1Pour la génération qui a connu aussi bien la chute du mur de Berlin que les Printemps arabes, la période 1905-1911 a un petit air de familiarité. Amenée à réfléchir aux transitions démocratiques, notre génération retrouve dans la première décennie du xxe siècle bon nombre de problématiques connues. En quatre années seulement, quatre empires autocratiques se transforment en monarchies constitutionnelles, voire en république : la Russie en 1905, la Perse en 1906, l’Empire ottoman en 1908 et la Chine en 1911. On peut y ajouter, pour le microcosme balkanique, l’adoption d’une constitution par le Monténégro en 1905 et l’octroi d’un système représentatif à la Bosnie-Herzégovine en 1910, deux ans après son annexion par l’Empire austro-hongrois.

2L’époque contemporaine nous a appris que ces périodes de transitions démocratiques, après une phase libératoire d’exaltation collective, connaissent de longs et pénibles ajustements. Ce sont des périodes fragiles, de liberté d’expression débridée, de campagnes électorales maladroites, de tâtonnements parlementaires, de lacunes juridiques, d’eaux troubles où des fortunes rapides se construisent. Elles engendrent bientôt d’intenses frustrations parmi les citoyens, qui ont le sentiment d’être dépossédés de leur révolution. Et de fait, les aspirations démocratiques initialement revendiquées sont bien souvent dévoyées, voire complètement confisquées dans les années qui suivent.

3La Révolution jeune-turque du 23 juillet 1908 n’y fait pas exception. Mais, dans son cas, on peut dire qu’elle a aussi été largement sabotée de l’extérieur. Dès l’automne, l’Empire ottoman en voie de rénovation est victime de deux « escamotages territoriaux » : la Bulgarie proclame son indépendance le 5 octobre 1908 et la Bosnie-Herzégovine est annexée par l’Autriche-Hongrie le lendemain. Certes, la souveraineté de Constantinople y était depuis longtemps théorique, mais il s’agit d’un désaveu international, durement ressenti par les démocrates ottomans. Les Guerres balkaniques de 1912-1913 ne rentrent-elles pas dans la même logique ? Un Empire ottoman rénové, démocratique, entrant de plain-pied dans la vie internationale européenne n’était-il pas bien plus redoutable pour les monarchies balkaniques qu’un Empire réputé vermoulu, despotique, incapable d’accéder à la modernité ? Discréditer l’Empire ottoman, le diaboliser aux yeux de l’opinion internationale, voilà la stratégie de communication que les États balkaniques adoptent à la veille d’un conflit qui devait changer radicalement les rapports de force dans la Péninsule.

Les Balkans après 1908

  • 1 Sur les spécificités de cette violence urbaine, voir Lory Bernard, La ville balkanissime, Bitola 18 (...)

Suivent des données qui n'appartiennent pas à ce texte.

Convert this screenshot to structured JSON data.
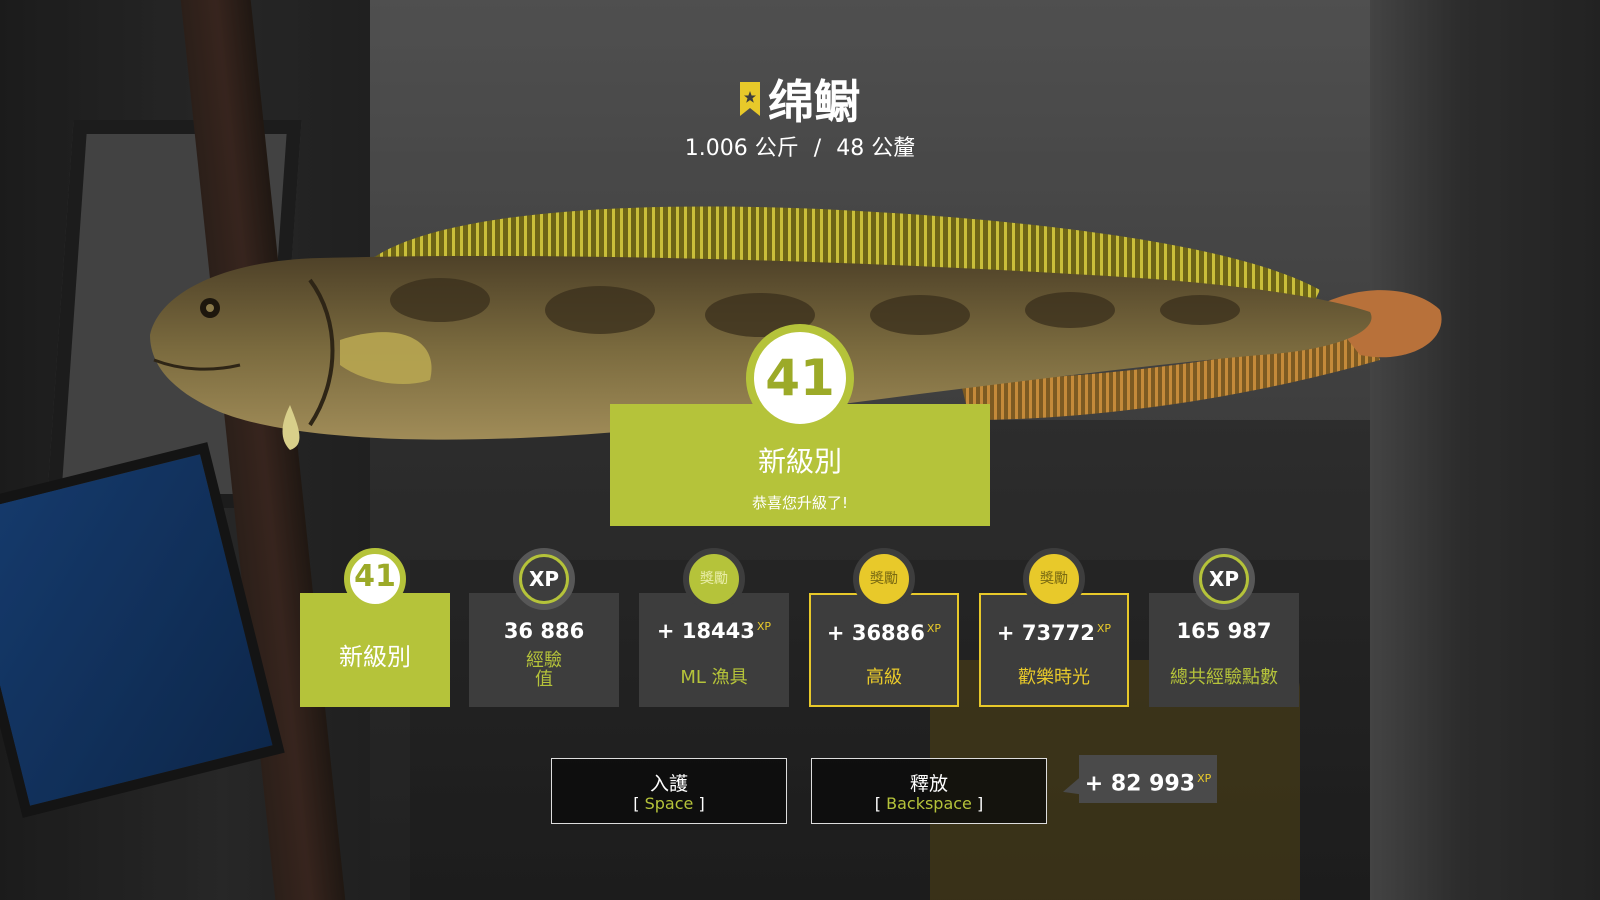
{
  "fish": {
    "name": "绵鳚",
    "weight": "1.006 公斤",
    "separator": "/",
    "length": "48 公釐",
    "icon": "trophy-bookmark-icon"
  },
  "level_up": {
    "level": "41",
    "label": "新級別",
    "congrats": "恭喜您升級了!"
  },
  "cards": [
    {
      "badge": "41",
      "label": "新級別",
      "style": "green"
    },
    {
      "badge": "XP",
      "value": "36 886",
      "label": "經驗\n值"
    },
    {
      "badge": "獎勵",
      "value": "+ 18443",
      "unit": "XP",
      "label": "ML 漁具"
    },
    {
      "badge": "獎勵",
      "value": "+ 36886",
      "unit": "XP",
      "label": "高級",
      "style": "gold"
    },
    {
      "badge": "獎勵",
      "value": "+ 73772",
      "unit": "XP",
      "label": "歡樂時光",
      "style": "gold"
    },
    {
      "badge": "XP",
      "value": "165 987",
      "label": "總共經驗點數"
    }
  ],
  "actions": {
    "keep": {
      "label": "入護",
      "key_open": "[",
      "key": "Space",
      "key_close": "]"
    },
    "release": {
      "label": "釋放",
      "key_open": "[",
      "key": "Backspace",
      "key_close": "]"
    }
  },
  "bonus": {
    "value": "+ 82 993",
    "unit": "XP"
  },
  "colors": {
    "accent": "#b5c33a",
    "gold": "#e8c92a",
    "card": "#3d3d3d"
  }
}
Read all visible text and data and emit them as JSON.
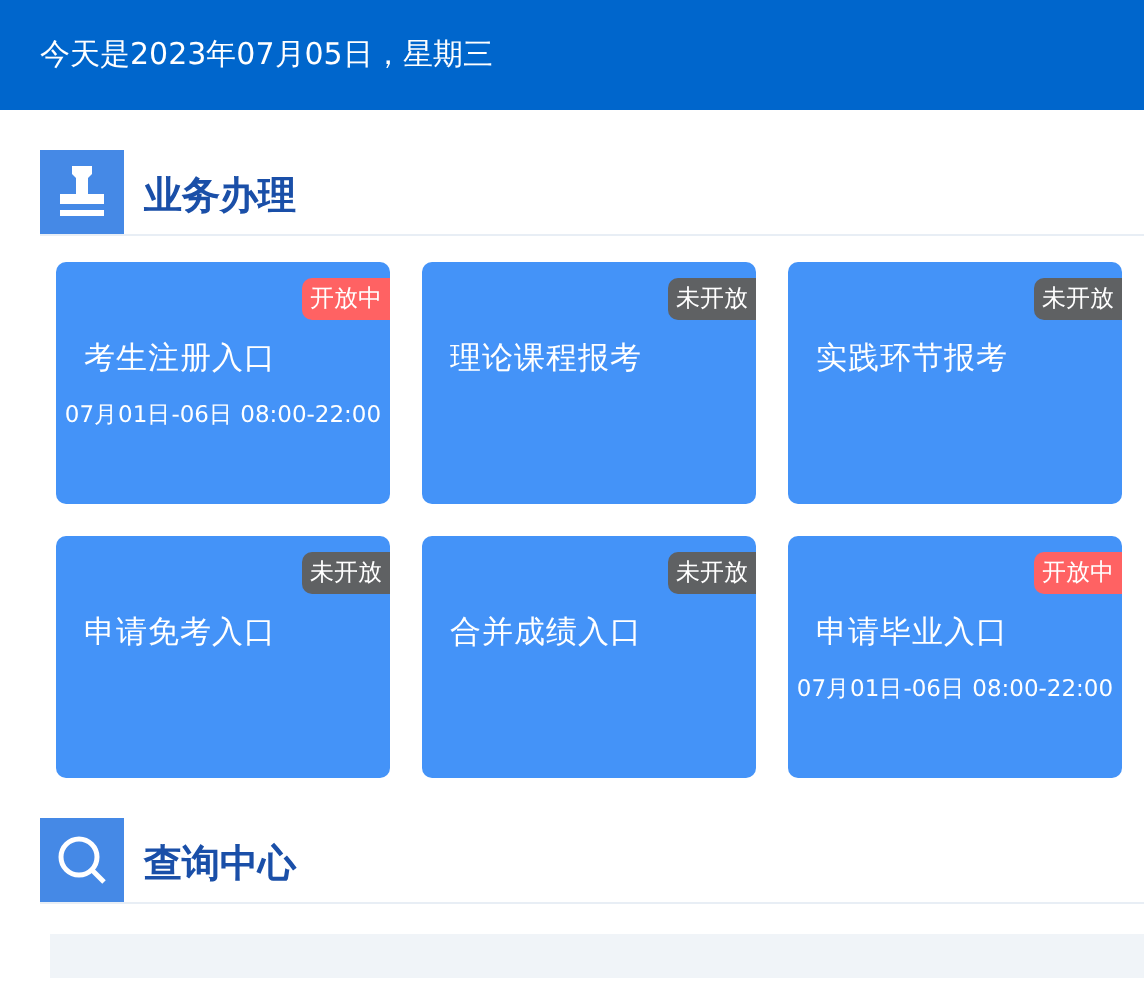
{
  "header": {
    "date_text": "今天是2023年07月05日，星期三"
  },
  "sections": [
    {
      "title": "业务办理",
      "kind": "stamp",
      "cards": [
        {
          "title": "考生注册入口",
          "status": "开放中",
          "open": true,
          "time": "07月01日-06日 08:00-22:00"
        },
        {
          "title": "理论课程报考",
          "status": "未开放",
          "open": false
        },
        {
          "title": "实践环节报考",
          "status": "未开放",
          "open": false
        },
        {
          "title": "申请免考入口",
          "status": "未开放",
          "open": false
        },
        {
          "title": "合并成绩入口",
          "status": "未开放",
          "open": false
        },
        {
          "title": "申请毕业入口",
          "status": "开放中",
          "open": true,
          "time": "07月01日-06日 08:00-22:00"
        }
      ]
    },
    {
      "title": "查询中心",
      "kind": "search"
    }
  ]
}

4Dans les provinces balkaniques de l’Empire (Thrace, Macédoine, Épire, Albanie, Kosovo, Sandjak), la Révolution jeune-turque a un certain nombre d’effets que l’on peut qualifier de positifs. Elle parvient à suspendre le cycle infernal de violence, devenue endémique, entre bandes armées rivales qui ensanglantait les campagnes (komitadjis bulgares, andartes grecs, četniks serbes, kaçaks albanais) ; de même, elle arrête une violence urbaine, faite de meurtres et d’attentats, qui faisait obstacle au développement moderne1. Elle propose des médiations nouvelles aux profondes tensions dans ces régions : expression communautaire par le biais des clubs constitutionnels, procédures électorales, représentation parlementaire. Après la chape de suspicion du régime hamidien, l’expression publique connaît une véritable explosion, surtout dans la presse. Le nouveau régime parvient à régler le vieux contentieux qui empoisonnait les rapports entre Grecs et Bulgares depuis près d’un demi-siècle (Loi sur les églises et les écoles de Roumélie du 3 juillet 1910). Il prône une idéologie ottomaniste qui s’efforce d’inclure toutes les composantes ethno-nationales : aux identités nationales exclusives, il oppose le lien de la terre partagée (toprak kardaş, « frère par la terre »). La contrepartie de cette citoyenneté égalitaire, reconnue pour tous, est l’introduction du service militaire universel (et non plus réservé aux seuls musulmans). Peut-on trouver quelque chose à redire au slogan de « Liberté, Égalité, Fraternité, Justice » ?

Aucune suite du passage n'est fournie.